Little Fuzzy – Day 22 of 77

“You know, what impressed me most in the taped account was the incident of the damnthing,” said Ruth Ortheris. “Any animal associating with man will try to attract attention if something’s wrong, but I never heard of one, not even a Freyan kholph or a Terran chimpanzee, that would use descriptive pantomime. Little Fuzzy was actually making a symbolic representation, by abstracting the distinguishing characteristic of the damnthing.”

“Think that stiff-arm gesture and bark might have been intended to represent a rifle?” Gerd van Riebeek asked. “He’d seen you shooting before, hadn’t he?”

“I don’t think it was anything else. He was telling me, ‘Big nasty damnthing outside; shoot it like you did the harpy.’ And if he hadn’t run past me and pointed back, that damnthing would have killed me.”

Jimenez, hesitantly, said, “I know I’m speaking from ignorance. You’re the Fuzzy expert. But isn’t it possible that you’re overanthropomorphizing? Endowing them with your own characteristics and mental traits?”

“Juan, I’m not going to answer that right now. I don’t think I’ll answer at all. You wait till you’ve been around these Fuzzies a little longer, and then ask it again, only ask yourself.”


“So you see, Ernst, that’s the problem.”

Leonard Kellogg laid the words like a paperweight on the other words he had been saying, and waited. Ernst Mallin sat motionless, his elbows on the desk and his chin in his hands. A little pair of wrinkles, like parentheses, appeared at the corners of his mouth.

“Yes. I’m not a lawyer, of course, but….”

“It’s not a legal question. It’s a question for a psychologist.”

That left it back with Ernst Mallin, and he knew it.

“I’d have to see them myself before I could express an opinion. You have that tape of Holloway’s with you?” When Kellogg nodded, Mallin continued: “Did either of them make any actual, overt claim of sapience?”

He answered it as he had when Victor Grego had asked the same question, adding:

“The account consists almost entirely of Holloway’s uncorroborated statements concerning things to which he claims to have been the sole witness.”

“Ah.” Mallin permitted himself a tight little smile. “And he’s not a qualified observer. Neither, for that matter, is Rainsford. Regardless of his position as a xeno-naturalist, he is complete layman in the psychosciences. He’s just taken this other man’s statements uncritically. As for what he claims to have observed for himself, how do we know he isn’t including a lot of erroneous inferences with his descriptive statements?”

“How do we know he’s not perpetrating a deliberate hoax?”

“But, Leonard, that’s a pretty serious accusation.”

“It’s happened before. That fellow who carved a Late Upland Martian inscription in that cave in Kenya, for instance. Or Hellermann’s claim to have cross-bred Terran mice with Thoran tilbras.

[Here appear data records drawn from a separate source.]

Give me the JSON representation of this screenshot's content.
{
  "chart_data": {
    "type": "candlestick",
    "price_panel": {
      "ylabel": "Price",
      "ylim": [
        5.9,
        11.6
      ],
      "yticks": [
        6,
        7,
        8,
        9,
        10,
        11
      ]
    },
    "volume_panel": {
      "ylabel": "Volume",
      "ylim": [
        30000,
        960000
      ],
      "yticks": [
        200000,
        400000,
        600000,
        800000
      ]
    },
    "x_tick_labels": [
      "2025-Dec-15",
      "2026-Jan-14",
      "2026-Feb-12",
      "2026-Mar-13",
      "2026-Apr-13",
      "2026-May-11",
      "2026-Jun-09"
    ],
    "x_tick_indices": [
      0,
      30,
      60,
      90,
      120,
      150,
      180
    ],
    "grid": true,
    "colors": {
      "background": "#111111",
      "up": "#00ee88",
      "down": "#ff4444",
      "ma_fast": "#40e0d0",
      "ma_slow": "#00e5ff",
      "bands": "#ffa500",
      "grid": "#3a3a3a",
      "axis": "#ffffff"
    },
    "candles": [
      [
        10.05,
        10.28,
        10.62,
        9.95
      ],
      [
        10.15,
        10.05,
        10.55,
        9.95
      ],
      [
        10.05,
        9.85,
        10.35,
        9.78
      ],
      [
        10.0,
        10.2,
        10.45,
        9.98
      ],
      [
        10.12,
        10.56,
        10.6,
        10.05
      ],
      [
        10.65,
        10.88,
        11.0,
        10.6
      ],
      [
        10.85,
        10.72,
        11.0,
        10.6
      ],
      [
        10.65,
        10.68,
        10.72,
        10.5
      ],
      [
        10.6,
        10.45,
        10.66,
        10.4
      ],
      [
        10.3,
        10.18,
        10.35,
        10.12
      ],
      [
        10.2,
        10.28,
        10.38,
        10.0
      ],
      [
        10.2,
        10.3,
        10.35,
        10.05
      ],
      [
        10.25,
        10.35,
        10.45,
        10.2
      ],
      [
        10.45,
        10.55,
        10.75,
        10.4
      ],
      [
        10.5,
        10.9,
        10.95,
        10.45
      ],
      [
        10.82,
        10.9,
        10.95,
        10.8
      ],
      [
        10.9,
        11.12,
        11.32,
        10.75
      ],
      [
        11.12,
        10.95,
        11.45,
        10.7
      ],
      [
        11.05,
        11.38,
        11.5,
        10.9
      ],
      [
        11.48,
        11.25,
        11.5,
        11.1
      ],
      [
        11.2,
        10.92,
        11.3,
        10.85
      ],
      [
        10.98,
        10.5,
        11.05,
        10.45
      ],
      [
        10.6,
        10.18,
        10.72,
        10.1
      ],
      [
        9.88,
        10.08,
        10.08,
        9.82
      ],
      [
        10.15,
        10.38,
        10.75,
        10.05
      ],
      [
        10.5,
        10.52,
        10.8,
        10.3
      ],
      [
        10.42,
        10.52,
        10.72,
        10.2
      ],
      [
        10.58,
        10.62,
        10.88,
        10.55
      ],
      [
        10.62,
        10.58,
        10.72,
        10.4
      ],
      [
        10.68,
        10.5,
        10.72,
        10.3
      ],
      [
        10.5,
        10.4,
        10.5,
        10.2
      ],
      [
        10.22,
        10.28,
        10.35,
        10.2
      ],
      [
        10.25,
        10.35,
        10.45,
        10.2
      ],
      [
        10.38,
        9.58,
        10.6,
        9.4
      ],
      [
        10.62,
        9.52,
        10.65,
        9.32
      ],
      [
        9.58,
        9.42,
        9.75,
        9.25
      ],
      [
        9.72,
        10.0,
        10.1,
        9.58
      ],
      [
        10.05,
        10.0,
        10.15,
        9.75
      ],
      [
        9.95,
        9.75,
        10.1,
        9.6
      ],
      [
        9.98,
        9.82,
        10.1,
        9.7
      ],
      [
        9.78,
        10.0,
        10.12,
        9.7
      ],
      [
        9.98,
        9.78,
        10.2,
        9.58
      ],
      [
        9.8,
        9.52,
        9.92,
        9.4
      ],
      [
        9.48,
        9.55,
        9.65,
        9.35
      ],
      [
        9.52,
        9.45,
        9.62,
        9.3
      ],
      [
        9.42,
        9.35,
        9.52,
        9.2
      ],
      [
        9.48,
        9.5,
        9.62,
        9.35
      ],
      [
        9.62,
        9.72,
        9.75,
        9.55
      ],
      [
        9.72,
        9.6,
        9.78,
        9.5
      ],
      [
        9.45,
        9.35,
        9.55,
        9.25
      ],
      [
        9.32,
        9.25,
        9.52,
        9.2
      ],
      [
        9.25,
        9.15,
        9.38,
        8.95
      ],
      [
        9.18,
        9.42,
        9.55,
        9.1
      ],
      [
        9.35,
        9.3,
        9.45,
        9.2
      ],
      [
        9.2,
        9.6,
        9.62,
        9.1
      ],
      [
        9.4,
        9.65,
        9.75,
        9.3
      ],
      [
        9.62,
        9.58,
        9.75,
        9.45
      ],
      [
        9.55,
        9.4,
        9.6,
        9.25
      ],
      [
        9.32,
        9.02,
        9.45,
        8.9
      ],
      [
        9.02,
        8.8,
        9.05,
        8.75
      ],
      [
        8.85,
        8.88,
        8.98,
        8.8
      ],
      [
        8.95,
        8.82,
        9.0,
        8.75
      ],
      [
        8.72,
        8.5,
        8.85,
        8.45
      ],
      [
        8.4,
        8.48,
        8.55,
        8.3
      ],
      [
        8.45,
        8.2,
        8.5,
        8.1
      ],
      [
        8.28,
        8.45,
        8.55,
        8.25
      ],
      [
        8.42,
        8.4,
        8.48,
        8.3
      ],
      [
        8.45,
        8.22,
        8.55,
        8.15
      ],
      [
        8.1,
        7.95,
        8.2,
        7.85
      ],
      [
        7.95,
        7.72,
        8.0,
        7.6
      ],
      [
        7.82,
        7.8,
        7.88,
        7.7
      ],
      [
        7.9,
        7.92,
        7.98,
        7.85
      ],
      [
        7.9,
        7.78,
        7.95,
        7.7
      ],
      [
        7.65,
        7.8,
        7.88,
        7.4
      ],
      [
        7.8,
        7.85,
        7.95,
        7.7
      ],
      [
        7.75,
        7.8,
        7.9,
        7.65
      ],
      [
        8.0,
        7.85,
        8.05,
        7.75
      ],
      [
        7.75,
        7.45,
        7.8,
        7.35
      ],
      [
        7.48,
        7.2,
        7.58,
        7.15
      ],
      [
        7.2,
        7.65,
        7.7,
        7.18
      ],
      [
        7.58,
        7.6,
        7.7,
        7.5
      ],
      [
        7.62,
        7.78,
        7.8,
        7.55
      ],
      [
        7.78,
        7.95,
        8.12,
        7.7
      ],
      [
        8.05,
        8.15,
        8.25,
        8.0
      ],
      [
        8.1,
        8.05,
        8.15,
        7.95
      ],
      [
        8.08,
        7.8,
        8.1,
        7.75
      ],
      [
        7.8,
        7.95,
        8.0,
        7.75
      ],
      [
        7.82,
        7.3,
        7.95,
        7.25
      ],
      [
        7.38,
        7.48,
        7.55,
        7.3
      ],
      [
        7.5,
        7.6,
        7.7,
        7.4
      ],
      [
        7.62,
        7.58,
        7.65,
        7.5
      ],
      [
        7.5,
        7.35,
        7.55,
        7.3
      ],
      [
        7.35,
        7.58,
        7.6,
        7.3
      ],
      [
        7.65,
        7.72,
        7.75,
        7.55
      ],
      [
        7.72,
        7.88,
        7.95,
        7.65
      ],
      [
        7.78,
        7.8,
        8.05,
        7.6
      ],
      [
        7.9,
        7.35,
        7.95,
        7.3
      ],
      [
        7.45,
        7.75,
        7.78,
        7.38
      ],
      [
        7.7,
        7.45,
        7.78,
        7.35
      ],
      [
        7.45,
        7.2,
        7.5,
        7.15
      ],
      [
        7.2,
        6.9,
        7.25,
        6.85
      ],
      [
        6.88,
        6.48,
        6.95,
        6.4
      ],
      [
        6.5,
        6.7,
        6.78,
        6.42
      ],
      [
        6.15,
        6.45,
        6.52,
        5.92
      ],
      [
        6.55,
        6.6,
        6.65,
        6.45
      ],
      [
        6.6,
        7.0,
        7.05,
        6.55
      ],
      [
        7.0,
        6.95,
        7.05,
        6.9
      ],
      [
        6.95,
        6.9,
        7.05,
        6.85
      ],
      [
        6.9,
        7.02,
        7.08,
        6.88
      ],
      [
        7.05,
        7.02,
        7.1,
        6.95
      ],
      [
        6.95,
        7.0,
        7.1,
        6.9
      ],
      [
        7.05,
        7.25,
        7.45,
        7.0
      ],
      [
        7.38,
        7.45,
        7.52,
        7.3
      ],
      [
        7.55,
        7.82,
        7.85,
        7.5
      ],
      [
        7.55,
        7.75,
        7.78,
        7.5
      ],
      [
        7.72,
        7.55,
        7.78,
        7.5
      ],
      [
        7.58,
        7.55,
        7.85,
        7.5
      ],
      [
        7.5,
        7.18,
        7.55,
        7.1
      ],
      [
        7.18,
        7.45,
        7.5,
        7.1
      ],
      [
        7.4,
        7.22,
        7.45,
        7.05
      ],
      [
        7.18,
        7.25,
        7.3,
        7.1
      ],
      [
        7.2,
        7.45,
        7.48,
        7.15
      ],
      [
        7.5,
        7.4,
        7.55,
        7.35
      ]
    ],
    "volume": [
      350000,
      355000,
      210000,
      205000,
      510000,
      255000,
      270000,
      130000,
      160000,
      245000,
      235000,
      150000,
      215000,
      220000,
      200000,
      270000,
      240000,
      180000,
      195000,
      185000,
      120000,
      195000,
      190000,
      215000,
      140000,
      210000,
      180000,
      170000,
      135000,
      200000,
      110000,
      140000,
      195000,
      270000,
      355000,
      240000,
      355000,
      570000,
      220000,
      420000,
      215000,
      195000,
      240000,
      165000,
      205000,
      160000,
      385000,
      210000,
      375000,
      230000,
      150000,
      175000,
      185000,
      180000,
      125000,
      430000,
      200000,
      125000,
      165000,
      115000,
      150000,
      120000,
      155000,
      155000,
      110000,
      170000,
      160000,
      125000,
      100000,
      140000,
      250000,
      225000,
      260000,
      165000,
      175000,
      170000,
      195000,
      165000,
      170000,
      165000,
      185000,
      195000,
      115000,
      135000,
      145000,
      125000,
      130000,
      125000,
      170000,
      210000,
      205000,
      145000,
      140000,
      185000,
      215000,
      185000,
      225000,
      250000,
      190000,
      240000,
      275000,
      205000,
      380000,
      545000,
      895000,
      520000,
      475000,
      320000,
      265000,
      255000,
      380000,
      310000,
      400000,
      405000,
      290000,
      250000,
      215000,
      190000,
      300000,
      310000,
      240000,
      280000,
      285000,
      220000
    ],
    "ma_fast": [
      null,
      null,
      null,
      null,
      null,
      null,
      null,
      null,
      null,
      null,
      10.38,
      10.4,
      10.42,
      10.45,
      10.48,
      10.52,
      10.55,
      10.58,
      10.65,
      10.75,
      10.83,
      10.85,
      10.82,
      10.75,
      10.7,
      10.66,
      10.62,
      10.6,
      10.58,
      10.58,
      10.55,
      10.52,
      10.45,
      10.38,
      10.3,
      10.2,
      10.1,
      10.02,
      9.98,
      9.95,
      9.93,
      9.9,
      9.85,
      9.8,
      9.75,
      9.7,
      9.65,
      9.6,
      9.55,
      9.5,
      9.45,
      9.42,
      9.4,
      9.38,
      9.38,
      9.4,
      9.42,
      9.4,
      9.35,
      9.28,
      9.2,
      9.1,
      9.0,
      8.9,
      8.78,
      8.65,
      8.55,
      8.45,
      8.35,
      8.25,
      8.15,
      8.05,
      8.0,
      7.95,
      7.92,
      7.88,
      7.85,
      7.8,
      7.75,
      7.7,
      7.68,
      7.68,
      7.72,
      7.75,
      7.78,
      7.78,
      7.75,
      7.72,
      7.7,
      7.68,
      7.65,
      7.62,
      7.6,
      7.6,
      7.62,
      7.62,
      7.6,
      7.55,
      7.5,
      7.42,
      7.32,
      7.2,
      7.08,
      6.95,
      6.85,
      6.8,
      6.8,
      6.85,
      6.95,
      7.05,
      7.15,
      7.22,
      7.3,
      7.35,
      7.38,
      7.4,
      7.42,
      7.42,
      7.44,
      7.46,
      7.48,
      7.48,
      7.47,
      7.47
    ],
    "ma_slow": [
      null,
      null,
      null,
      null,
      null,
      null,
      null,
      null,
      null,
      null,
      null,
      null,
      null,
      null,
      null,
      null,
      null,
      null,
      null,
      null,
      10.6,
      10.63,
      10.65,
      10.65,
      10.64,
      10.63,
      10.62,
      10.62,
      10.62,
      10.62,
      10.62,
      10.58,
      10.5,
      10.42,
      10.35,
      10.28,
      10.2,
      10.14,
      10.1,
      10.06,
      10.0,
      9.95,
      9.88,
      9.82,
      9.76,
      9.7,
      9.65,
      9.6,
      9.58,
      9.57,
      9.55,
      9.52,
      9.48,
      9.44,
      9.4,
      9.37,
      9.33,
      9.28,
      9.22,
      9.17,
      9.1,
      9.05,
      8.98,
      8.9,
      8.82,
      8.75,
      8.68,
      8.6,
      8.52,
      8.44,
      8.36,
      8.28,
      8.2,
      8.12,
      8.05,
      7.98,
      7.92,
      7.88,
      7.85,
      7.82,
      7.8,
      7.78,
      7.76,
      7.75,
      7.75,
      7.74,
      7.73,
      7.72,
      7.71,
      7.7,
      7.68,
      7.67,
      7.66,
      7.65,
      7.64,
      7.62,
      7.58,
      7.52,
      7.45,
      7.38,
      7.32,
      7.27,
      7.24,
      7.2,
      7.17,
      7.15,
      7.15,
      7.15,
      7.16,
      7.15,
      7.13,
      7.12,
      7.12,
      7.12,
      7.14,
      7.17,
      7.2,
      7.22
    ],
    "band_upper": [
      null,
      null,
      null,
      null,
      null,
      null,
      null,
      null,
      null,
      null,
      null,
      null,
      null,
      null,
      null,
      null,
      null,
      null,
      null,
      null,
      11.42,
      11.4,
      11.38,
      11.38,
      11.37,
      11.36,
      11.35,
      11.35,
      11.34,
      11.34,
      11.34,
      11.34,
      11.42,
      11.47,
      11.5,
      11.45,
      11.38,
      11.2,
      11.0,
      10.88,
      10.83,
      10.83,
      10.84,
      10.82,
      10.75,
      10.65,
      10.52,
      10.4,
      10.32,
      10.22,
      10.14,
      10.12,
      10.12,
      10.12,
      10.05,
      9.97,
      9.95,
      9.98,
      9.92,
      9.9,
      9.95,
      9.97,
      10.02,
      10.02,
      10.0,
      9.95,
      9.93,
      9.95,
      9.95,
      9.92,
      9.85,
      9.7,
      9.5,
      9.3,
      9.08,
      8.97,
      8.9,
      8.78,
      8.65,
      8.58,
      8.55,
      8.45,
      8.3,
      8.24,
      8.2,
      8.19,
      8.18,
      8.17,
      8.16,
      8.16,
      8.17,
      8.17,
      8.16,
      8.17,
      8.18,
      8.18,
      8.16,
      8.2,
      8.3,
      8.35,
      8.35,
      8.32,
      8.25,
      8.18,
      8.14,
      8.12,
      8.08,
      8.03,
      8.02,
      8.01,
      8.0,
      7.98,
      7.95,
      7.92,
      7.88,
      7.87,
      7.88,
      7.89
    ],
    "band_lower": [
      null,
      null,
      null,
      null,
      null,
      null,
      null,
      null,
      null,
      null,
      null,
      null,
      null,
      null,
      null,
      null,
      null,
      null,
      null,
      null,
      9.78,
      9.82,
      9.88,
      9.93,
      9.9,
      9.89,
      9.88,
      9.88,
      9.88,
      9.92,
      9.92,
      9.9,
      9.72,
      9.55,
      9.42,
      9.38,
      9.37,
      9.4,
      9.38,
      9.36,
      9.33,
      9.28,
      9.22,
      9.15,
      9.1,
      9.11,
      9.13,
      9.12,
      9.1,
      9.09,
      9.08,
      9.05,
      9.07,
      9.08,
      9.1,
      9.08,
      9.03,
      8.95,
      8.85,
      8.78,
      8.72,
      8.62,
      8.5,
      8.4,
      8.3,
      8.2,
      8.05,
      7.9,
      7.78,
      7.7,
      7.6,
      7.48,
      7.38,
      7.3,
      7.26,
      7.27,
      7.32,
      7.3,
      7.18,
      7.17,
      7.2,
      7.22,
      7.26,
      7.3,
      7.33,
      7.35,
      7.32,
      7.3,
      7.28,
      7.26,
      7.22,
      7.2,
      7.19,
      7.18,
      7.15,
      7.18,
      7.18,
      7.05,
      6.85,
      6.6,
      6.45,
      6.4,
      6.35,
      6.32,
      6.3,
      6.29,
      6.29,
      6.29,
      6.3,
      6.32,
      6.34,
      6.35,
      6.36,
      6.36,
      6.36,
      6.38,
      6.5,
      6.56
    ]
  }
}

Or the Piltdown Man, back in the first century Pre-Atomic?”

Mallin nodded. “None of us like to think of a thing like that, but, as you say, it’s happened. You know, this man Rainsford is just the type to do something like that, too. Fundamentally an individualistic egoist; badly adjusted personality type. Say he wants to make some sensational discovery which will assure him the position in the scientific world to which he believes himself entitled. He finds this lonely old prospector, into whose isolated camp some little animals have strayed. The old man has made pets of them, taught them a few tricks, finally so projected his own personality onto them that he has convinced himself that they are people like himself. This is Rainsford’s great opportunity; he will present himself as the discoverer of a new sapient race and bring the whole learned world to his feet.” Mallin smiled again. “Yes, Leonard, it is altogether possible.”

“Then it’s our plain duty to stop this thing before it develops into another major scientific scandal like Hellermann’s hybrids.”

“First we must go over this tape recording and see what we have on our hands. Then we must make a thorough, unbiased study of these animals, and show Rainsford and his accomplice that they cannot hope to foist these ridiculous claims on the scientific world with impunity. If we can’t convince them privately, there’ll be nothing to do but expose them publicly.”